« Les mesures à court terme du gouvernement sont efficaces »

Pr Henri Ngoa Tabi, économiste.

Quel est aujourd’hui l’impact de la crise russo-ukrainienne sur l’économie camerounaise ?

L’impact de la crise russo-ukrainienne est très négatif sur l’économie camerounaise du fait de la flambée des prix des produits agricoles et des hydrocarbures, entre autres. En effet, il faut noter que le monde est aujourd’hui régi par l’économie néolibérale qui sacralise le fonctionnement du marché à travers quatre principes fondamentaux à savoir, la notion de liberté, la défense de la monnaie, les privatisations et enfin le retrait de l’Etat de toute activité ayant trait au marché. Les théoriciens du néo-libéralisme et du monétarisme nous expliquent que l’économie néo-libérale fonctionne le plus souvent très bien. Cependant, ils soulignent que cette économie est toujours perturbée par des chocs. Ainsi, dans cette économie mondialisée ou globalisée, des chocs qui se produisent au pôle nord auront des répercussions au pôle sud. Dès lors, dans les scénarii de développement, il faut donc prévoir que les chocs viendront le plus souvent perturber les principaux indicateurs de l’économie. Par conséquent, il faut anticiper tous ces chocs à venir en mettant en œuvre la transformation structurelle comme le prévoit la Stratégie nationale de développement (SND30).

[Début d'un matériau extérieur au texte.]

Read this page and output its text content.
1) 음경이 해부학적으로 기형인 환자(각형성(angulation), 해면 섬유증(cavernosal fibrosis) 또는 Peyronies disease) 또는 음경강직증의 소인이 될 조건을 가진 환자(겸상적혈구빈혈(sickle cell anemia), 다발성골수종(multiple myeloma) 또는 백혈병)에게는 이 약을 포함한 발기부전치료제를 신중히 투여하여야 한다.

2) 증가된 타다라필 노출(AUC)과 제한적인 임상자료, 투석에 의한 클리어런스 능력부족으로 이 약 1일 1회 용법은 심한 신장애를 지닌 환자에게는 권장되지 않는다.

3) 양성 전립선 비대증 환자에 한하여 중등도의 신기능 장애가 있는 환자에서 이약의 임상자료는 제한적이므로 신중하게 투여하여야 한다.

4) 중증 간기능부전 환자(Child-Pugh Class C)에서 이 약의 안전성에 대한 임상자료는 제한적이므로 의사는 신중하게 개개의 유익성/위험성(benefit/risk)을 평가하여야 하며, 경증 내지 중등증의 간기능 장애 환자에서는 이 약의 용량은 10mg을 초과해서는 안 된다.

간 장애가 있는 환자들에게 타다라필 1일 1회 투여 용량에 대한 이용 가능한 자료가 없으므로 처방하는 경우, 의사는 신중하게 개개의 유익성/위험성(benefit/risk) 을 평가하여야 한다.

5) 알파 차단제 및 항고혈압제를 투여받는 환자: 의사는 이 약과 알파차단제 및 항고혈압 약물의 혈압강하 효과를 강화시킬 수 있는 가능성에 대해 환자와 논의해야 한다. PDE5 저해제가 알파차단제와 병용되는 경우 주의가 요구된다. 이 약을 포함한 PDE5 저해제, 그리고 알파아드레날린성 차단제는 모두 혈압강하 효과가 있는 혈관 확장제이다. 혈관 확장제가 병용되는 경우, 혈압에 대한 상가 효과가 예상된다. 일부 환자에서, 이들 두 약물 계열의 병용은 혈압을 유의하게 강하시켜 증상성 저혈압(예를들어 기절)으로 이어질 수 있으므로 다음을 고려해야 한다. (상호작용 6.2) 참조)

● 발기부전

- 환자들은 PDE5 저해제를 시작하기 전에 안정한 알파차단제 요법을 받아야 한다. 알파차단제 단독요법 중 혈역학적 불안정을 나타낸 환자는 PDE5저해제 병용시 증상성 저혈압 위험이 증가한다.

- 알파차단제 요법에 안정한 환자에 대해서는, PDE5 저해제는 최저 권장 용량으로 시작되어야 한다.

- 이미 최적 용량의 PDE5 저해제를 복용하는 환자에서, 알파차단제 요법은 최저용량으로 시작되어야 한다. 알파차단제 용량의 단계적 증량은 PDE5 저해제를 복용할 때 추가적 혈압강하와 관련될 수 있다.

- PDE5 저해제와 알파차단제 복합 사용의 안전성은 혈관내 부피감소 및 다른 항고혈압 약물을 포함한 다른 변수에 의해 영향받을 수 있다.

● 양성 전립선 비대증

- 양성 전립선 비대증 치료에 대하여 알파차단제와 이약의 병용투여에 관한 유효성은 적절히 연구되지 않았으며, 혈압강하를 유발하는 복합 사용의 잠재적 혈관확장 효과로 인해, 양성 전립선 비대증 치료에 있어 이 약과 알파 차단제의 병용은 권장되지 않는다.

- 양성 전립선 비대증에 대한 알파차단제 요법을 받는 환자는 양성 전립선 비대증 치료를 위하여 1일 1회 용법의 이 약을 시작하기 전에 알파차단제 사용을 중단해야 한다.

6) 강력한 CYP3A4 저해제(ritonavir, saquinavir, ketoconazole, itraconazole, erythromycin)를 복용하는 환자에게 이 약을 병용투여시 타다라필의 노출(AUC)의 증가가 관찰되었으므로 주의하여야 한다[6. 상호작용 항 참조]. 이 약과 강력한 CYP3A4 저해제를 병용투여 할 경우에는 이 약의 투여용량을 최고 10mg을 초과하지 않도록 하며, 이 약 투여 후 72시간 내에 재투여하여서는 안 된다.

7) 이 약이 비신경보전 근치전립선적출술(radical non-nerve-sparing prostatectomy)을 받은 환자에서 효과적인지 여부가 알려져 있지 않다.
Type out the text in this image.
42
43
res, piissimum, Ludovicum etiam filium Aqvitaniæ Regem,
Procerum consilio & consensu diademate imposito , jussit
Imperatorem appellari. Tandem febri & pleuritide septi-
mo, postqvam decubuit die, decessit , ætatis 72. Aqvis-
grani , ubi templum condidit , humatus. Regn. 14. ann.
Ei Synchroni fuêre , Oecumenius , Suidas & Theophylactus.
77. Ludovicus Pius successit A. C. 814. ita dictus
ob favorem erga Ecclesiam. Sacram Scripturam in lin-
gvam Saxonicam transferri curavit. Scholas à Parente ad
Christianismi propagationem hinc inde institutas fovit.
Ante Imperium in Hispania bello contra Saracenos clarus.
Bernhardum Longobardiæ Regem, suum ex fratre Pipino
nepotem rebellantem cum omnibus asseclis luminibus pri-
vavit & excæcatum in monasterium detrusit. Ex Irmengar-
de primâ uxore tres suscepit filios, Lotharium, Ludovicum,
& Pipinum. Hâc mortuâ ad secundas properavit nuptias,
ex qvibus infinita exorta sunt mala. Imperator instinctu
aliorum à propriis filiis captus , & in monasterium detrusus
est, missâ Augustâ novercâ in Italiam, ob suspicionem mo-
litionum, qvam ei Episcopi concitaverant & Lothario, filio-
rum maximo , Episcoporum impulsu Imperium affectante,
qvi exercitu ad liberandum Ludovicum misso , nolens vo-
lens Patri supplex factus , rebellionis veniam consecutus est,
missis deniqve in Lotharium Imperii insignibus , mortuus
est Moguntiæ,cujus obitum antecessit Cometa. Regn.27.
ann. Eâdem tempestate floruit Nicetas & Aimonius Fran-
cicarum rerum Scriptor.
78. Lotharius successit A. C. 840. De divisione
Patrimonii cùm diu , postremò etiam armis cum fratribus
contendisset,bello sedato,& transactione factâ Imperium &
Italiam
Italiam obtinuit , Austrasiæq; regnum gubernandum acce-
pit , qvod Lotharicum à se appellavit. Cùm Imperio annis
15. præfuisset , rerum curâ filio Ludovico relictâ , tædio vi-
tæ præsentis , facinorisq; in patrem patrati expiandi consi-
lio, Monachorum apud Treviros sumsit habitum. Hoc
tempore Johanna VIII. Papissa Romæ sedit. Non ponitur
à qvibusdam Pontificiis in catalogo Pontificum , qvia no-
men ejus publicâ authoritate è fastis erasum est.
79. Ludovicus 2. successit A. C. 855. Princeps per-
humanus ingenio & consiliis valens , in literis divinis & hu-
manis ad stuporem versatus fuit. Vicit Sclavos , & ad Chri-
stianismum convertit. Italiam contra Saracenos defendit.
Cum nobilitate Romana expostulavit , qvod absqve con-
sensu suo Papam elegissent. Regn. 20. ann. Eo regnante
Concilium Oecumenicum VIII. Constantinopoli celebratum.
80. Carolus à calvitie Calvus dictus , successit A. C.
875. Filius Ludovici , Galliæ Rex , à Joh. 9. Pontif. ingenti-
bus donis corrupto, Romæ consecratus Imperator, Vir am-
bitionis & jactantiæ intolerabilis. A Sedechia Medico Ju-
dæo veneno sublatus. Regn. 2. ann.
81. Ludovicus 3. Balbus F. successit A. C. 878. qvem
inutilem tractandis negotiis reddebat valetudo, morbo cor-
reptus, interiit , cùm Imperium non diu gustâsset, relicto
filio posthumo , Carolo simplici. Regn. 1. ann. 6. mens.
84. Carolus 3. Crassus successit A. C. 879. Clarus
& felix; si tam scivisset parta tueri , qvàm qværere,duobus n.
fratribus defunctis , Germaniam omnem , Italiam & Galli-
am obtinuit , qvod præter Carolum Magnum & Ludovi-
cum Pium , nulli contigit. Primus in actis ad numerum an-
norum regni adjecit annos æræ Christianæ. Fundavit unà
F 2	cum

Cette crise a par ailleurs contribué à gonfler l’enveloppe des subventions des produits pétroliers au Cameroun. Les finances publiques pourront-elles tenir?

Les finances publiques du Cameroun auront du mal à tenir en général. D’autant plus qu’à mesure que la crise perdure, le stock de devises du Cameroun fond comme neige au soleil. C’est ce stock de devises qui nous permet d’acheter les hydrocarbures à l’extérieur. D’après une étude que nous avons réalisée avec African Centre for Economic Transformation en 2014, le taux des exportations compétitives du Cameroun hors pétrole est de l’ordre de 20% ! Ça veut dire que le Cameroun n’exporte pas grand-chose ! Il est à noter que depuis la nuit des temps, le premier produit d’exportation du Cameroun hors pétrole demeure toujours le cacao même quand la production de ce cacao a été totalement abandonnée pendant les années 1990-2000. Notre balance commerciale est donc déficitaire du fait que le Cameroun ne produit pas grand-chose et n’exporte pas grand-chose pour accumuler des recettes en devise.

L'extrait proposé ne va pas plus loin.